AY IŞIĞI
SOKAĞI
(Die Mondscheingasse)
Stefan Zweig
Almanca Aslından Çeviren: Regaip Minareci
Türkiye İş Bankası Kültür Yayınları
18.Basım - Aralık 2020
74 sayfa
Hepsi
birbirinden dokunaklı hikayeler.
1- Ay Işığı Sokağı
2- Leporella
3- Nişan
4- Leman Gölü Kıyısında Olay
5- Avare
Hepsinin
sonu ölümle bitiyor. Çok yazık.
1) AY IŞIĞI
SOKAĞI
Adam, treni
rötar yapınca kendisine yabancı bir ülke olan Fransa’da bir gece geçirmek
zorunda kalıyor.
Bir gün Almanca bir şarkı duyuyor. Şarkının çalındığı meyhaneye gidiyor.
Meyhanede bir kadın, kendisini sevdiği belli olan ama utangaç bir adama adeta
eziyet ediyor. Bu manzarayı gören yabancı, rahatsız olup meyhaneden çıkıyor.
Adam da peşinden geliyor ve ona içerideki durumun aslını anlatıyor.
İçerideki kadın onun karısıymış.
Adam eskiden
zenginmiş. Ama karısı para istediğinde onu yalvartırmış. Karısının
yalvarmasından zevk alırmış. Bir gün kadın, hasta annesi için para istemiş.
Adam yine yalvartınca kadın artık dayanamamış ve evi terk etmiş. Kötü yola
düşmüş. Adam karısını bulmuş, kendisini affettirmiş. Ancak dışarıda yemekteyken
garson eksik para verince adam bu paranın peşine düşmüş ve kadın yine
sinirlenmiş. Adamı yine terk etmiş.
Adam, yabancı yolcudan karısıyla konuşmasını ve karısını dönmeye ikna etmesini
rica ediyor. Yoksa kadını öldüreceğini
söylüyor.
Yabancı yolcu, trenini kaçırmamak için bu maceraya atılmıyor. Adama son kez
baktığında onu elinde metal bir şeyle görüyor. Adamın elindeki para mı bıçak mı
anlayamıyor.
2) LEPORELLA
Crescenz, anasız babasız bir kız çocuğu. Hizmetçilik yaparak büyümüş. Hiç
kimseden sevgi saygı görmemiş, katılaşmış, alıklaşmış.
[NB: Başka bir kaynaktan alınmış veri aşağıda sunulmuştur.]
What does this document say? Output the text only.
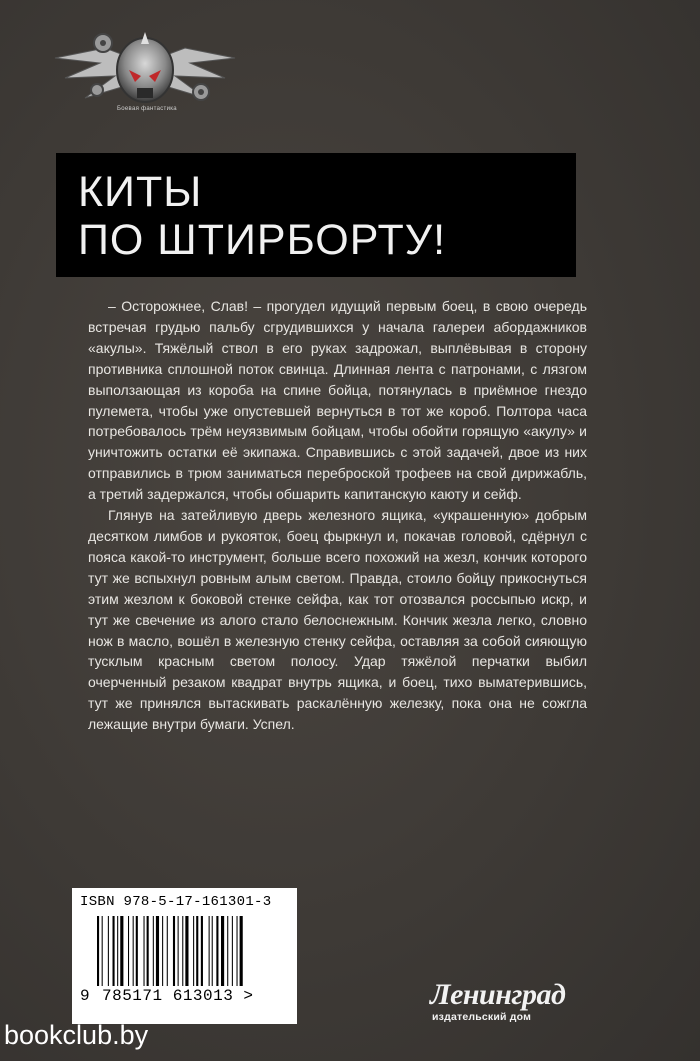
Боевая фантастика
КИТЫ
ПО ШТИРБОРТУ!

– Осторожнее, Слав! – прогудел идущий первым боец, в свою очередь встречая грудью пальбу сгрудившихся у начала галереи абордажников «акулы». Тяжёлый ствол в его руках задрожал, выплёвывая в сторону противника сплошной поток свинца. Длинная лента с патронами, с лязгом выползающая из короба на спине бойца, потянулась в приёмное гнездо пулемета, чтобы уже опустевшей вернуться в тот же короб. Полтора часа потребовалось трём неуязвимым бойцам, чтобы обойти горящую «акулу» и уничтожить остатки её экипажа. Справившись с этой задачей, двое из них отправились в трюм заниматься переброской трофеев на свой дирижабль, а третий задержался, чтобы обшарить капитанскую каюту и сейф.

Глянув на затейливую дверь железного ящика, «украшенную» добрым десятком лимбов и рукояток, боец фыркнул и, покачав головой, сдёрнул с пояса какой-то инструмент, больше всего похожий на жезл, кончик которого тут же вспыхнул ровным алым светом. Правда, стоило бойцу прикоснуться этим жезлом к боковой стенке сейфа, как тот отозвался россыпью искр, и тут же свечение из алого стало белоснежным. Кончик жезла легко, словно нож в масло, вошёл в железную стенку сейфа, оставляя за собой сияющую тусклым красным светом полосу. Удар тяжёлой перчатки выбил очерченный резаком квадрат внутрь ящика, и боец, тихо выматерившись, тут же принялся вытаскивать раскалённую железку, пока она не сожгла лежащие внутри бумаги. Успел.

ISBN 978-5-17-161301-3
9 785171 613013 >	Ленинград
издательский дом
bookclub.by
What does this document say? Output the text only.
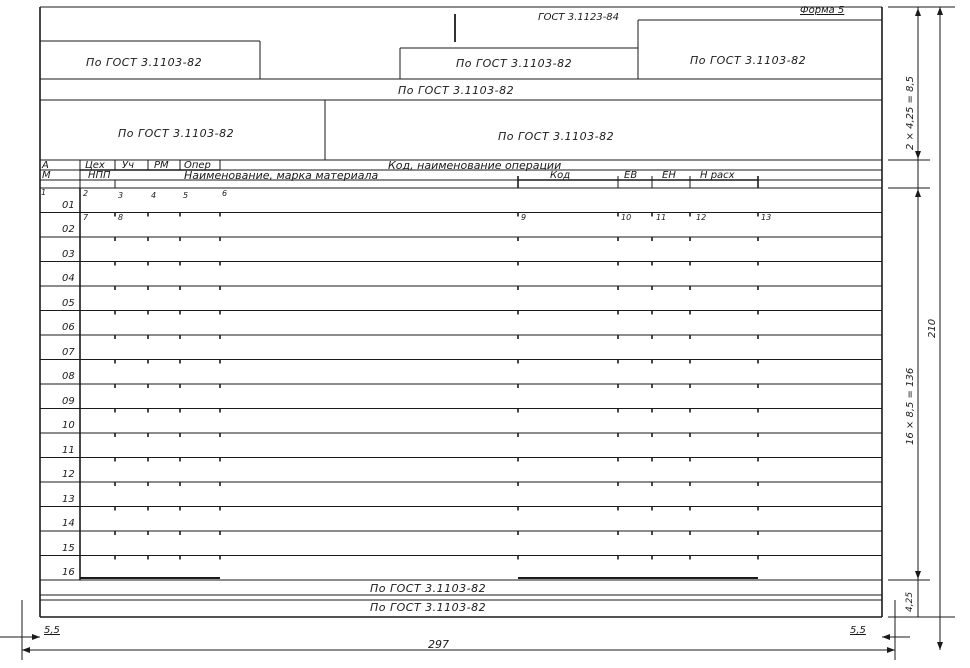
ГОСТ 3.1123-84
Форма 5
По ГОСТ 3.1103-82	По ГОСТ 3.1103-82	По ГОСТ 3.1103-82
По ГОСТ 3.1103-82
По ГОСТ 3.1103-82	По ГОСТ 3.1103-82
По ГОСТ 3.1103-82
По ГОСТ 3.1103-82
А	Цех Уч РМ Опер	Код, наименование операции
М	НПП	Наименование, марка материала	Код	ЕВ ЕН Н расх
1	2	3	4	5	6
7	8	9	10	11	12	13
01
02
03
04
05
06
07
08
09
10
11
12
13
14
15
16
5,5	5,5
297
210
2 × 4,25 = 8,5
16 × 8,5 = 136
4,25
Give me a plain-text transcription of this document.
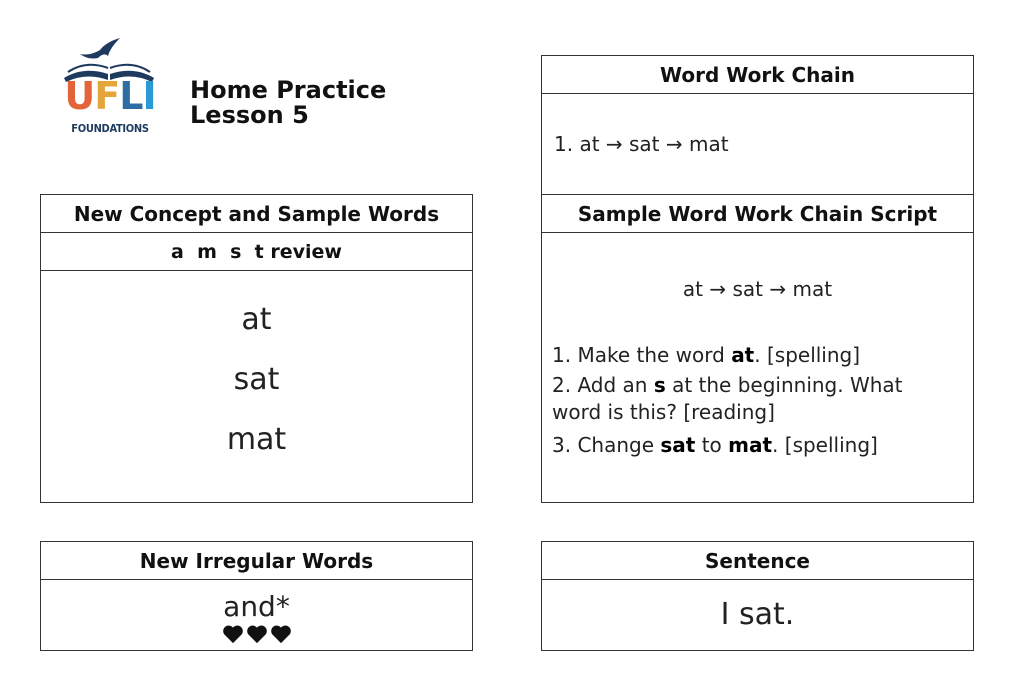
U F L I
FOUNDATIONS
Home Practice
Lesson 5
Word Work Chain
1. at → sat → mat
New Concept and Sample Words
a  m  s  t review
at
sat
mat
Sample Word Work Chain Script
at → sat → mat
1. Make the word at. [spelling]
2. Add an s at the beginning. What
word is this? [reading]
3. Change sat to mat. [spelling]
New Irregular Words
and*
Sentence
I sat.
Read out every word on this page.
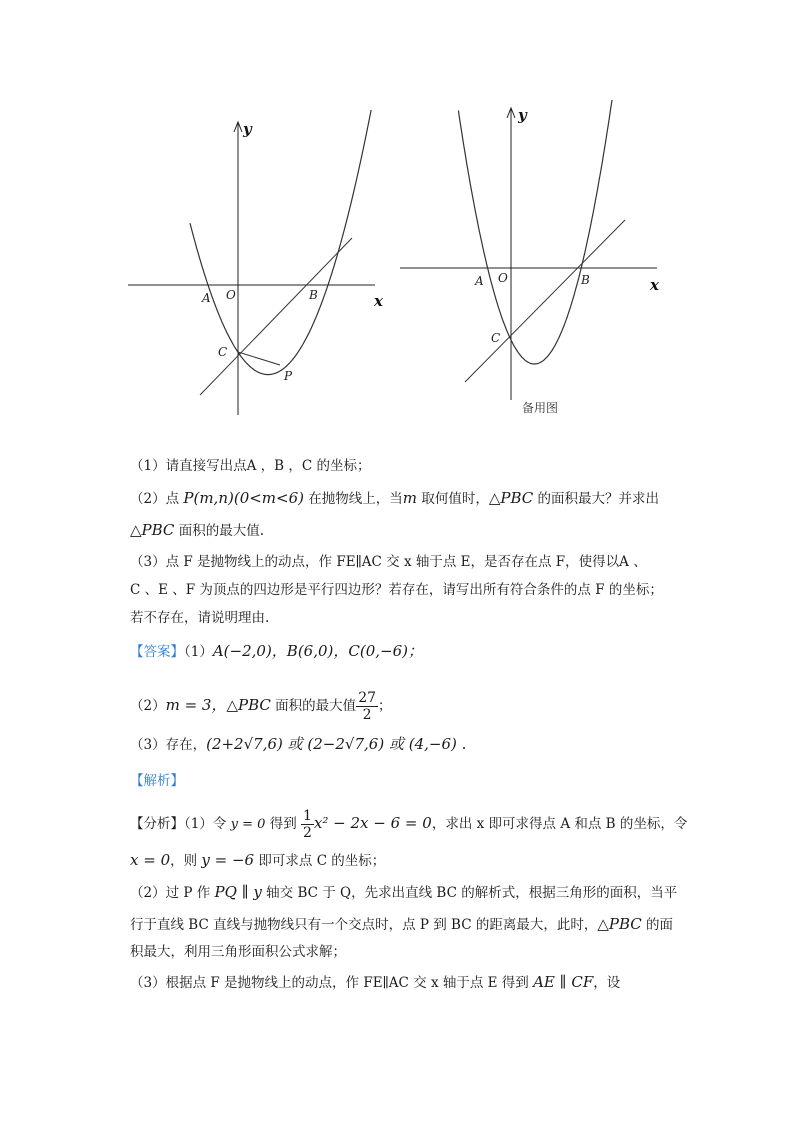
y
x
A O	B
C
P
y
x
A O	B
C
备用图
（1）请直接写出点A ，B ，C 的坐标；
（2）点 P(m,n)(0<m<6) 在抛物线上，当m 取何值时，△PBC 的面积最大？并求出
△PBC 面积的最大值.
（3）点 F 是抛物线上的动点，作 FE∥AC 交 x 轴于点 E，是否存在点 F，使得以A 、
C 、E 、F 为顶点的四边形是平行四边形？若存在，请写出所有符合条件的点 F 的坐标；
若不存在，请说明理由.
【答案】（1）A(−2,0)，B(6,0)，C(0,−6)；
（2）m = 3，△PBC 面积的最大值 $\frac{27}{2}$ ；
（3）存在，(2+2√7,6) 或 (2−2√7,6) 或 (4,−6) .
【解析】
【分析】（1）令 y = 0 得到 $\frac{1}{2} x^2 - 2x - 6 = 0$，求出 x 即可求得点 A 和点 B 的坐标，令
x = 0，则 y = −6 即可求点 C 的坐标；
（2）过 P 作 PQ ∥ y 轴交 BC 于 Q，先求出直线 BC 的解析式，根据三角形的面积，当平
行于直线 BC 直线与抛物线只有一个交点时，点 P 到 BC 的距离最大，此时，△PBC 的面
积最大，利用三角形面积公式求解；
（3）根据点 F 是抛物线上的动点，作 FE∥AC 交 x 轴于点 E 得到 AE ∥ CF，设
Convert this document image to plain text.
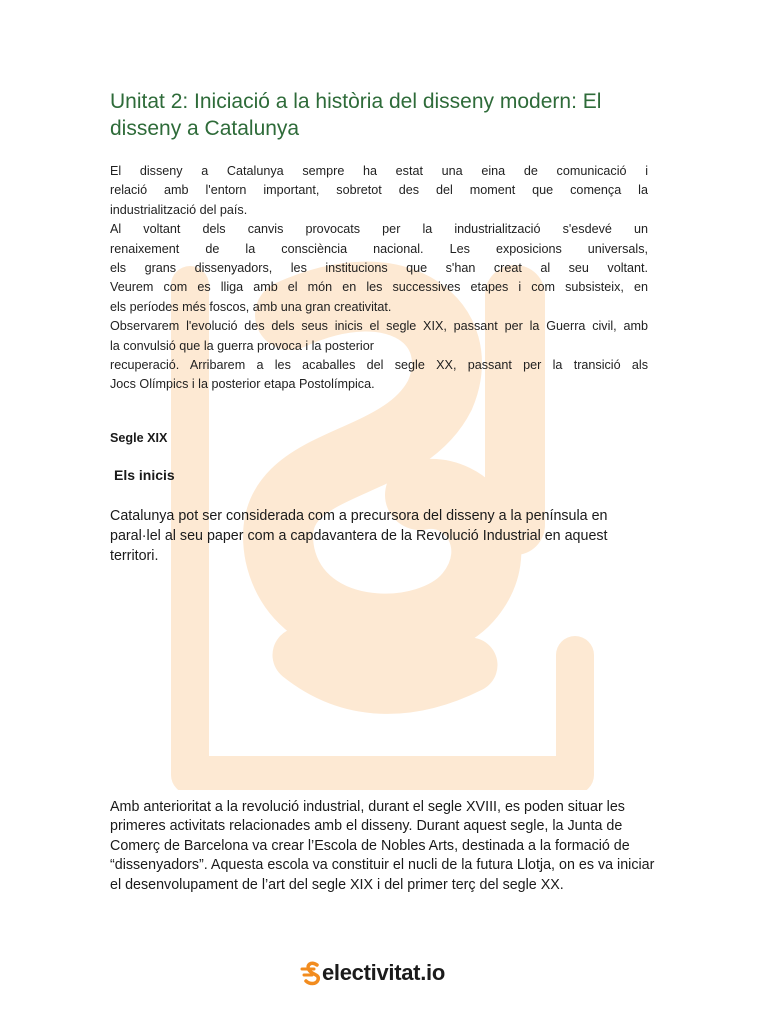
Unitat 2: Iniciació a la història del disseny modern: El disseny a Catalunya
El disseny a Catalunya sempre ha estat una eina de comunicació i
relació amb l'entorn important, sobretot des del moment que comença la
industrialització del país.
Al voltant dels canvis provocats per la industrialització s'esdevé un
renaixement de la consciència nacional. Les exposicions universals,
els grans dissenyadors, les institucions que s'han creat al seu voltant.
Veurem com es lliga amb el món en les successives etapes i com subsisteix, en
els períodes més foscos, amb una gran creativitat.
Observarem l'evolució des dels seus inicis el segle XIX, passant per la Guerra civil, amb
la convulsió que la guerra provoca i la posterior
recuperació. Arribarem a les acaballes del segle XX, passant per la transició als
Jocs Olímpics i la posterior etapa Postolímpica.
Segle XIX
Els inicis

Catalunya pot ser considerada com a precursora del disseny a la península en paral·lel al seu paper com a capdavantera de la Revolució Industrial en aquest territori.

Amb anterioritat a la revolució industrial, durant el segle XVIII, es poden situar les primeres activitats relacionades amb el disseny. Durant aquest segle, la Junta de Comerç de Barcelona va crear l’Escola de Nobles Arts, destinada a la formació de “dissenyadors”. Aquesta escola va constituir el nucli de la futura Llotja, on es va iniciar el desenvolupament de l’art del segle XIX i del primer terç del segle XX.

electivitat.io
Hizmetçilik yaptığı son evde evin sahibi karı-koca iyi geçinemiyor. Adam
hovarda, çapkın, kadın düzenli. Kadın, kocasının bu haline dayanamadığı için
hep kavga çıkıyor.
Bir gün nüfus sayımı sırasında adam, Crescenz’in doğup büyüdüğü memleketle
ilgili anılarını anlatıyor ve Crescenz bundan çok mutlu olup adama karşı
birtakım hisler beslemeye başlıyor.
Adamın karısı, doktor tavsiyesiyle senatoryuma gönderiliyor. Adam, karısının
yokluğunu fırsat bilip eve başka kızlar alıyor. Crescenz de ona yardım ediyor.
Hatta adamın bir şey söylemesine gerek kalmadan Crescenz evin her işini
yapıyor, adama büyük bir mutlulukla yardımcı oluyor.
Ama karısı artık dönecek. Adam üzülüyor bu habere. Patronunun üzüldüğünü gören
Crescenz gerekeni yapacağını söylüyor. Adam üzerinde durmuyor. Ava gidiyor.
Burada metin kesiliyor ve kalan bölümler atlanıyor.